Elastography is constantly being improved and it also allows us to show the lesions that are in the prostate gland. This method targeted approach detects high-risk prostate cancer more reliably than biopsy, requires a reduced number of cores for prostate cancer detection, and enhances the overall sensitivity in the combined biopsy setting (Junker et al., 2014). Inconsequence, it helps in making a decision on whether to carry out a biopsy and thanks to higher precision additional contuses is not necessary (Zaleska-Doronisz et al., 2014). Trans rectal elastography revealed carcinoma in 93% cases in a study with 97 patients. In these study, the detectability of carcinoma was higher than in trans rectal ultrasound – 59% in 16 patients, but the autors (Junker et al., 2014) noticed that the effectiveness of sonoelastography of the prostate gland depends on malignant tumor size. In the case of foci of 0 to 5 mm the effectiveness of this method is 6/62, 6 to 10 mm is 10/37, 11 to 20 mm is 24/34 and the highest detectability of 14/14 is in the case of tumors bigger than 20 mm (Zaleska-Dorobisz et al., 2014).

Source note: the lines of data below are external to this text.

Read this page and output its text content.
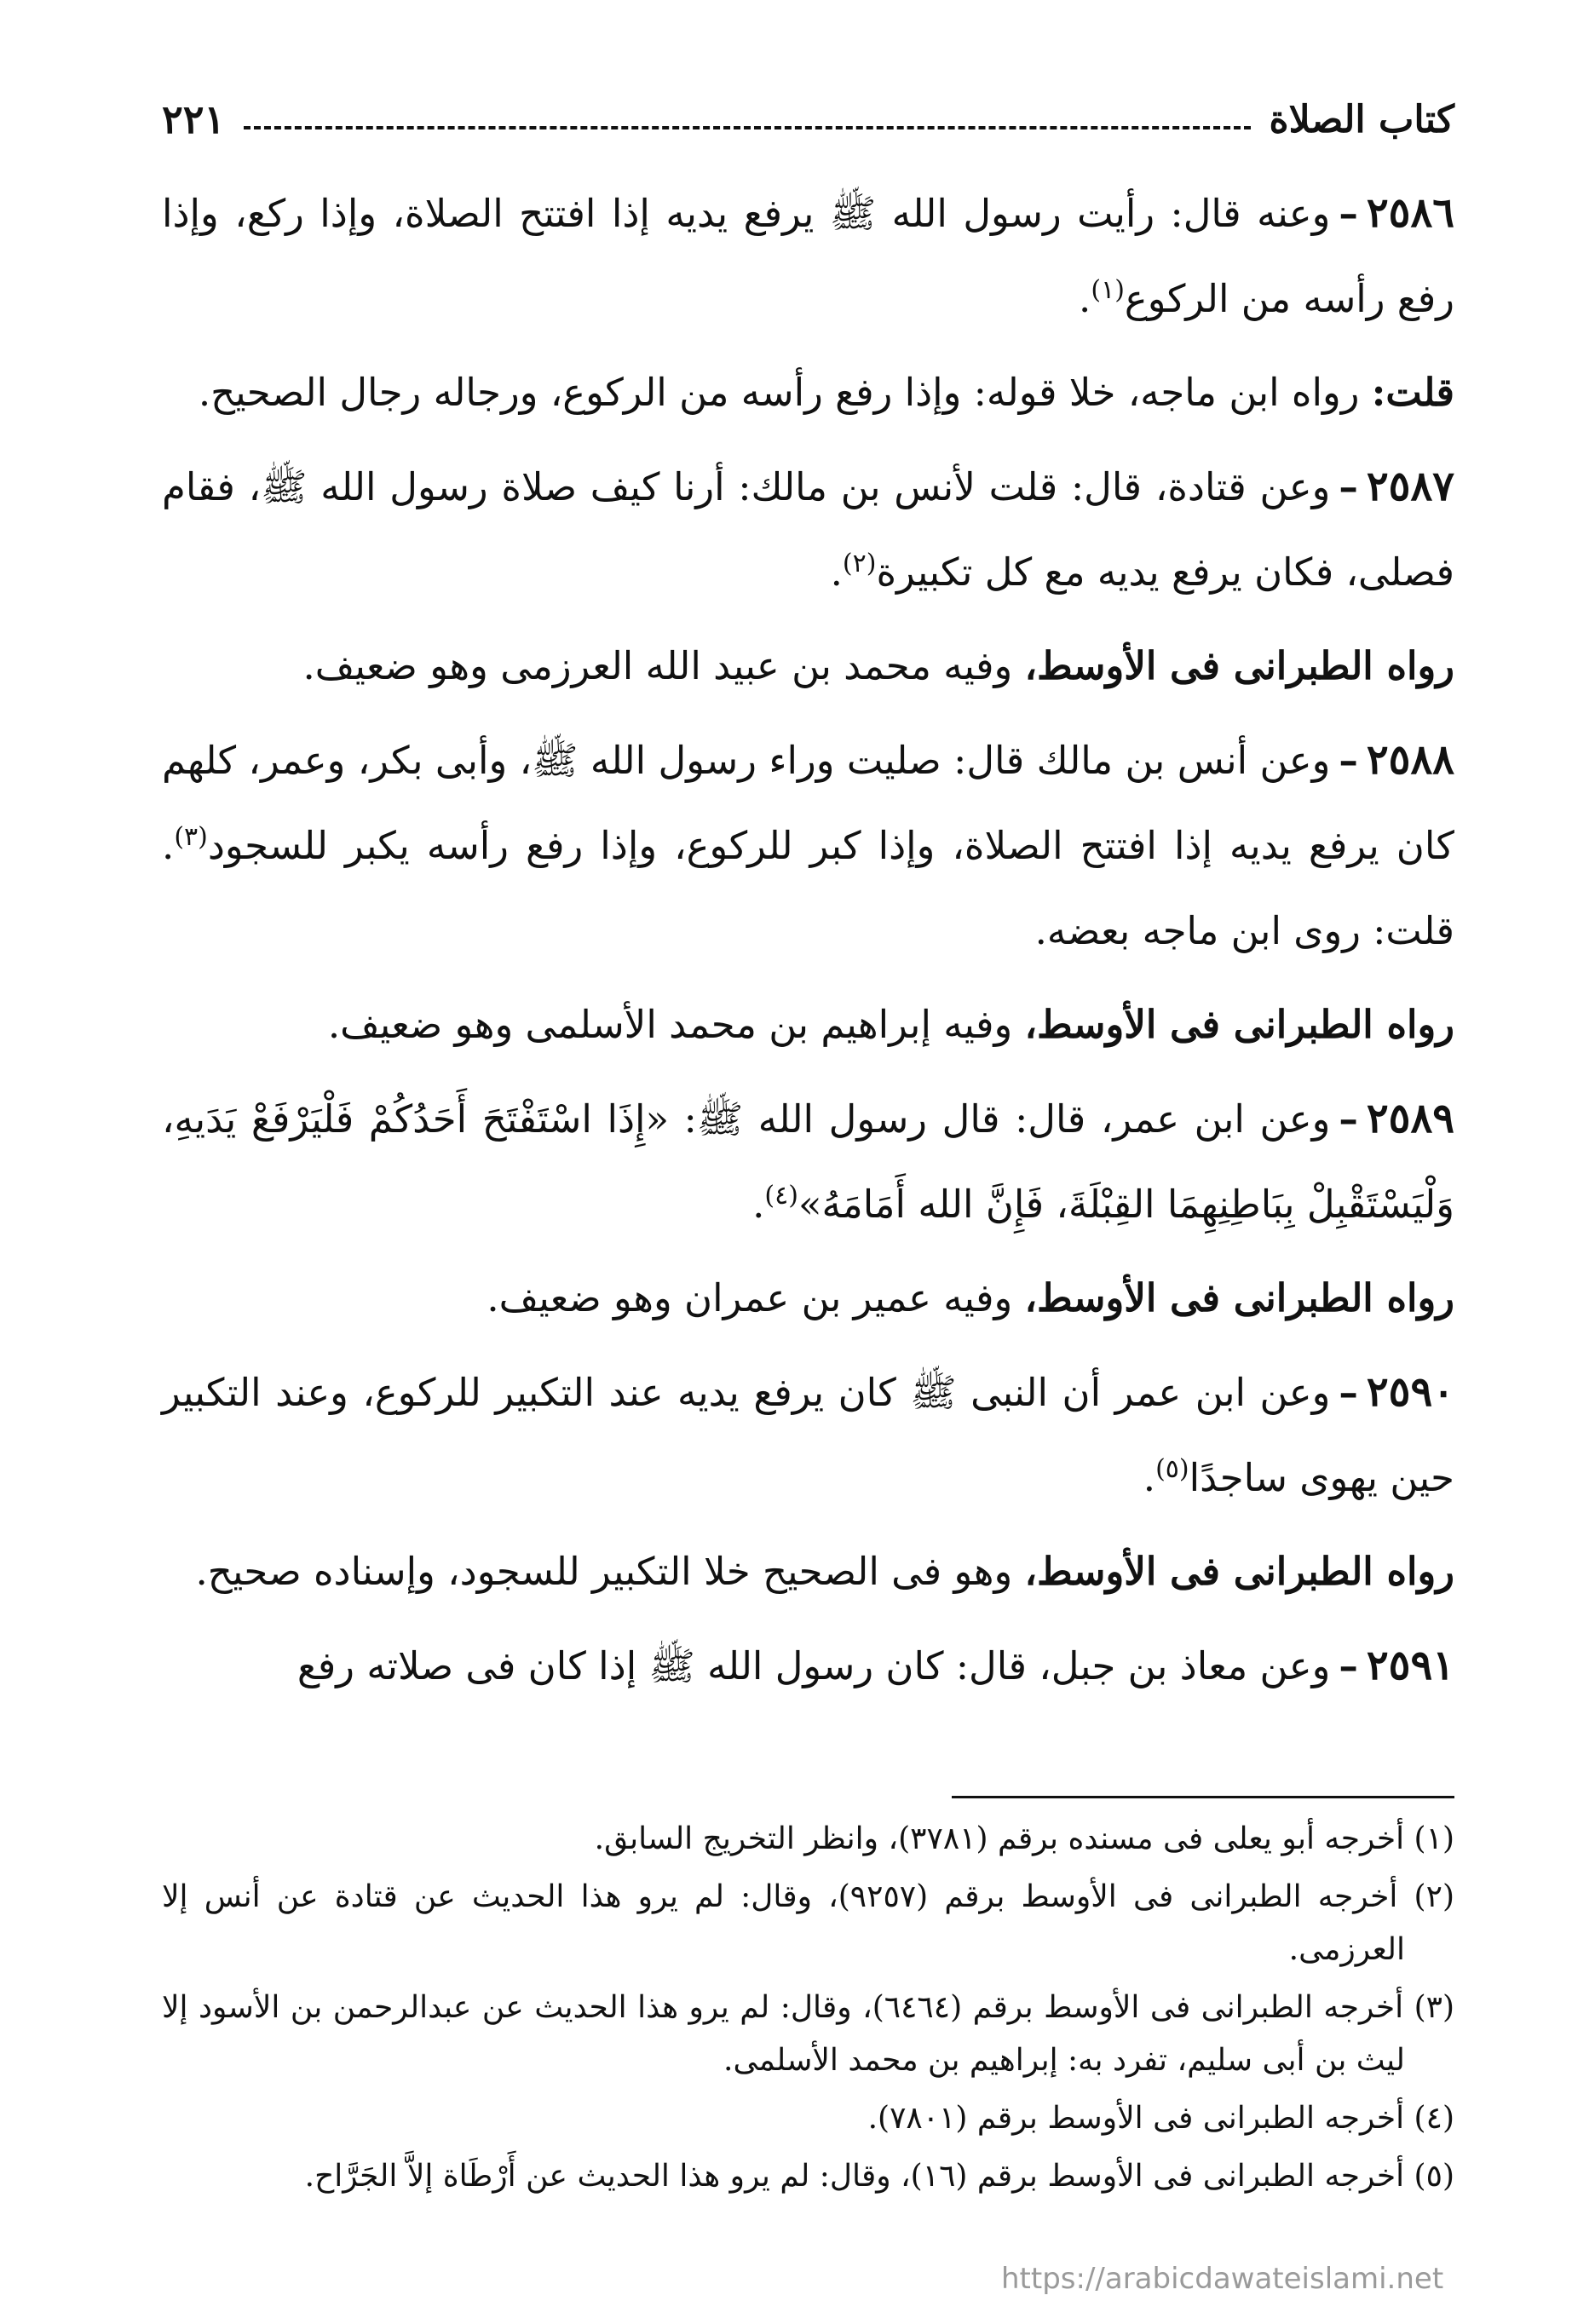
كتاب الصلاة
٢٢١

٢٥٨٦–وعنه قال: رأيت رسول الله ﷺ يرفع يديه إذا افتتح الصلاة، وإذا ركع، وإذا رفع رأسه من الركوع$^{(١)}$.

قلت: رواه ابن ماجه، خلا قوله: وإذا رفع رأسه من الركوع، ورجاله رجال الصحيح.

٢٥٨٧–وعن قتادة، قال: قلت لأنس بن مالك: أرنا كيف صلاة رسول الله ﷺ، فقام فصلى، فكان يرفع يديه مع كل تكبيرة$^{(٢)}$.

رواه الطبرانى فى الأوسط، وفيه محمد بن عبيد الله العرزمى وهو ضعيف.

٢٥٨٨–وعن أنس بن مالك قال: صليت وراء رسول الله ﷺ، وأبى بكر، وعمر، كلهم كان يرفع يديه إذا افتتح الصلاة، وإذا كبر للركوع، وإذا رفع رأسه يكبر للسجود$^{(٣)}$. قلت: روى ابن ماجه بعضه.

رواه الطبرانى فى الأوسط، وفيه إبراهيم بن محمد الأسلمى وهو ضعيف.

٢٥٨٩–وعن ابن عمر، قال: قال رسول الله ﷺ: «إِذَا اسْتَفْتَحَ أَحَدُكُمْ فَلْيَرْفَعْ يَدَيهِ، وَلْيَسْتَقْبِلْ بِبَاطِنِهِمَا القِبْلَةَ، فَإِنَّ الله أَمَامَهُ»$^{(٤)}$.

رواه الطبرانى فى الأوسط، وفيه عمير بن عمران وهو ضعيف.

٢٥٩٠–وعن ابن عمر أن النبى ﷺ كان يرفع يديه عند التكبير للركوع، وعند التكبير حين يهوى ساجدًا$^{(٥)}$.

رواه الطبرانى فى الأوسط، وهو فى الصحيح خلا التكبير للسجود، وإسناده صحيح.

٢٥٩١–وعن معاذ بن جبل، قال: كان رسول الله ﷺ إذا كان فى صلاته رفع

(١) أخرجه أبو يعلى فى مسنده برقم (٣٧٨١)، وانظر التخريج السابق.

(٢) أخرجه الطبرانى فى الأوسط برقم (٩٢٥٧)، وقال: لم يرو هذا الحديث عن قتادة عن أنس إلا العرزمى.

(٣) أخرجه الطبرانى فى الأوسط برقم (٦٤٦٤)، وقال: لم يرو هذا الحديث عن عبدالرحمن بن الأسود إلا ليث بن أبى سليم، تفرد به: إبراهيم بن محمد الأسلمى.

(٤) أخرجه الطبرانى فى الأوسط برقم (٧٨٠١).

(٥) أخرجه الطبرانى فى الأوسط برقم (١٦)، وقال: لم يرو هذا الحديث عن أَرْطَاة إلاَّ الجَرَّاح.

https://arabicdawateislami.net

Application of these new ultrasound techniques to the kidney has been shown to be possible and the first results are encouraging. However, the kidney is a much more complex organ than the liver, with two compart-ments and a  high  vascularity.  Increased  cellularity  and increased intratubular and interstitial hydrostatic pressure would change and bias the elasticity values obtained within the renal parenchyma. But the correlation between renal elasticity quantification and intrarenal pathological changes is quite controversial in the literature. One possible explanation for such discrepancies is the non-specificity of stiffness changes related to interstitial fibrosis. The results of recent studies suggest that the degree of renal cortical stiffness does not reflect any specific intrarenal change, such as fibrosis, but rather the association of several renal microlesions, especially chronic lesions. Therefore, more experience is needed in preclinical models and in patients’ cohorts with pathological correlation to better understand which are the physical factors of variation and the histopathological causes of elasticity changes (Grenier et al., 2013).

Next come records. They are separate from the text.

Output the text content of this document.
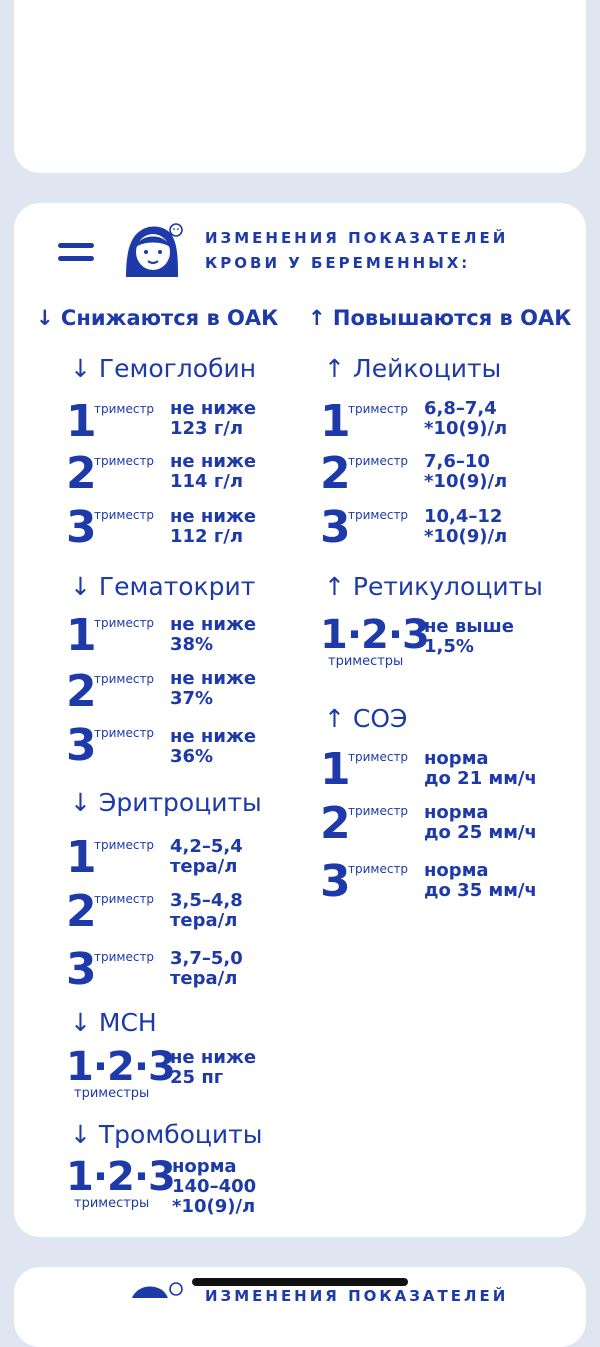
ИЗМЕНЕНИЯ ПОКАЗАТЕЛЕЙ
КРОВИ У БЕРЕМЕННЫХ:
↓ Снижаются в ОАК ↑ Повышаются в ОАК
↓ Гемоглобин
1
триместр не ниже
123 г/л
2
триместр не ниже
114 г/л
3
триместр не ниже
112 г/л
↓ Гематокрит
1
триместр не ниже
38%
2
триместр не ниже
37%
3
триместр не ниже
36%
↓ Эритроциты
1
триместр 4,2–5,4
тера/л
2
триместр 3,5–4,8
тера/л
3
триместр 3,7–5,0
тера/л
↓ MCH
1·2·3
триместры
не ниже
25 пг
↓ Тромбоциты
1·2·3
триместры
норма
140–400
*10(9)/л
↑ Лейкоциты
1
триместр 6,8–7,4
*10(9)/л
2
триместр 7,6–10
*10(9)/л
3
триместр 10,4–12
*10(9)/л
↑ Ретикулоциты
1·2·3
триместры
не выше
1,5%
↑ СОЭ
1
триместр норма
до 21 мм/ч
2
триместр норма
до 25 мм/ч
3
триместр норма
до 35 мм/ч
ИЗМЕНЕНИЯ ПОКАЗАТЕЛЕЙ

The primary challenges that complicate the widespread and routine use of elastography in human (Palmieri and Nightingale, 2011) and veterinary medicines are:

1. The difficulty of access in obese patients and to some organs, including the liver, given the thoracic skeleton; this is true especially in the case of veterinary medicine because some breeds of dogs have keel-shaped deep chests, complicating liver examination.

2. The need for devices that support the new technology and are affordable.

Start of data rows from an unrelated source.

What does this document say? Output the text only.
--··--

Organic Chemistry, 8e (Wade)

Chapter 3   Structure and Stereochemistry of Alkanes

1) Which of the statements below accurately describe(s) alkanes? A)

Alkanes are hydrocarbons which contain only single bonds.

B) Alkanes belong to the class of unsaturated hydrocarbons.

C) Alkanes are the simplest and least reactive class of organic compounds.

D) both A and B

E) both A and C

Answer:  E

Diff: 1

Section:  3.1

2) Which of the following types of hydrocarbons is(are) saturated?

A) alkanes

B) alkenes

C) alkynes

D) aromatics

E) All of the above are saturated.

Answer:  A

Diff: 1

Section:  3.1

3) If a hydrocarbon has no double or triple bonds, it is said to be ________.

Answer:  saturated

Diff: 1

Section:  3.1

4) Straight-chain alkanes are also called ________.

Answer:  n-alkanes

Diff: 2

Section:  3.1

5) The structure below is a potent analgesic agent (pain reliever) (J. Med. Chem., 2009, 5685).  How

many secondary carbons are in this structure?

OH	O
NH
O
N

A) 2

However, elastographic imaging methods have a promising future given their safety and the good image resolution of current conventional diagnostic ultrasound devices (Table 1) (Palmieri and Nightingale, 2011).  The main areas in which we may expect significant progress and clinical research for the application of this technique are:

1. Characterization of the stiffness of tissues with respect to the presence of structural lesions in organs (Holdsworth et al., 2014; White et al., 2014).

2. Monitoring of processes of tissue fibrosis in various organs.

3. Tumor characterization based on the image pattern associated with the tumor’s mechanical properties (including stiffness and mobility);

4. Early detection of malignant lesions using three-dimensional characterization of the affected area.

5. Lastly, applications at the cellular level through the use of high-frequency transducers for small organs (Konofagou, 2004).

These are some examples of the numerous possibi-lities various elastography methods may provide for clinical applications in veterinary medicine in the coming years.

Special thanks are extended to the São Paulo State Research Foundation (Fundação para Amparo a Pesquisa do Estado de São Paulo - FAPESP) for funding the studies conducted by the authors in the field of ultrasound elastography.

The authors declare that they have no conflicts of interest.